To get an even clearer picture, the ALMA data was combined with observations from NASA’s Infrared Telescope Facility (IRTF) in Hawaii, which measured water and other gases in the comet.

Together, the two sets of data gave scientists an accurate reading of the ratio of deuterium to hydrogen (D/H) in the comet’s water. This chemical “fingerprint” helps trace the origin and history of water in the solar system.

The results were remarkable: the D/H ratio in 12P/Pons-Brooks’ water, measured at (1.71±0.44)×10⁻⁴, is virtually identical to the ratio found in Earth’s oceans. It is also the lowest D/H ratio ever recorded in a Halley-type comet and sits at the low end of values seen in other comets.
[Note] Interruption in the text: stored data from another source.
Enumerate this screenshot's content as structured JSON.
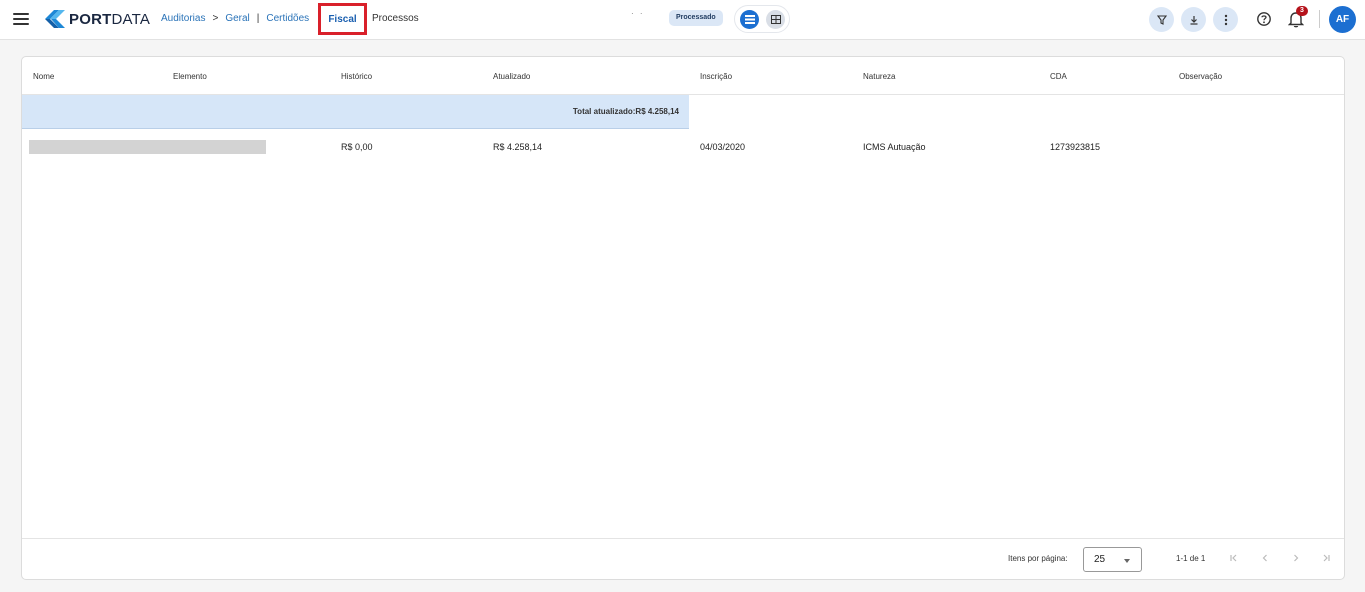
{
  "header": {
    "logo": {
      "part1": "PORT",
      "part2": "DATA"
    },
    "breadcrumb": {
      "auditorias": "Auditorias",
      "sep_arrow": ">",
      "geral": "Geral",
      "sep_bar1": "|",
      "certidoes": "Certidões",
      "fiscal": "Fiscal",
      "processos": "Processos"
    },
    "dots": "· ·",
    "status_chip": "Processado",
    "notification_count": "3",
    "avatar_initials": "AF"
  },
  "table": {
    "columns": [
      "Nome",
      "Elemento",
      "Histórico",
      "Atualizado",
      "Inscrição",
      "Natureza",
      "CDA",
      "Observação"
    ],
    "total_label": "Total atualizado:R$ 4.258,14",
    "rows": [
      {
        "historico": "R$ 0,00",
        "atualizado": "R$ 4.258,14",
        "inscricao": "04/03/2020",
        "natureza": "ICMS Autuação",
        "cda": "1273923815"
      }
    ]
  },
  "paginator": {
    "items_per_page_label": "Itens por página:",
    "items_per_page_value": "25",
    "range_label": "1-1 de 1"
  }
}
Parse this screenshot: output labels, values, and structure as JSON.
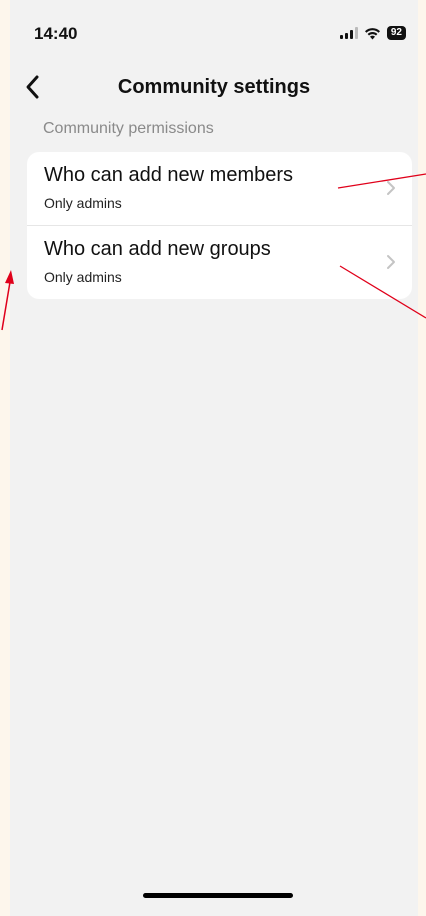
{
  "status_bar": {
    "time": "14:40",
    "battery": "92",
    "icons": [
      "signal-icon",
      "wifi-icon",
      "battery-icon"
    ]
  },
  "nav": {
    "title": "Community settings",
    "back_icon": "chevron-left-icon"
  },
  "section": {
    "header": "Community permissions"
  },
  "settings": [
    {
      "title": "Who can add new members",
      "value": "Only admins"
    },
    {
      "title": "Who can add new groups",
      "value": "Only admins"
    }
  ],
  "colors": {
    "background": "#f2f2f2",
    "card": "#ffffff",
    "outer_background": "#fdf6ec",
    "annotation": "#e0001a"
  }
}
“Comets like this are frozen relics from the birth of our solar system 4.5 billion years ago,” Cordiner said. “Since the early Earth is thought to have formed without water, impacts from comets have long been proposed as a way our planet got its water.

Our results provide the strongest evidence yet that at least some Halley-type comets carried water with the same isotopic signature as Earth’s.”

Halley-type comets, which take between 20 and 200 years to complete an orbit, rarely visit the inner solar system. Earlier studies often found their water to have a D/H ratio different from Earth’s, casting doubt on the idea that comets supplied our water. This new study changes that picture, showing that some comets—like 12P/Pons-Brooks—could indeed have been major contributors.

The research also confirmed that the water detected was coming directly from the comet’s icy nucleus, rather than forming in the coma itself. According to co-author Stefanie Milam of NASA, this means the measurements reflect the comet’s true, original composition.

These findings not only bring us closer to understanding where Earth’s water came from, but also shed light on how conditions for life might have emerged in the early solar system.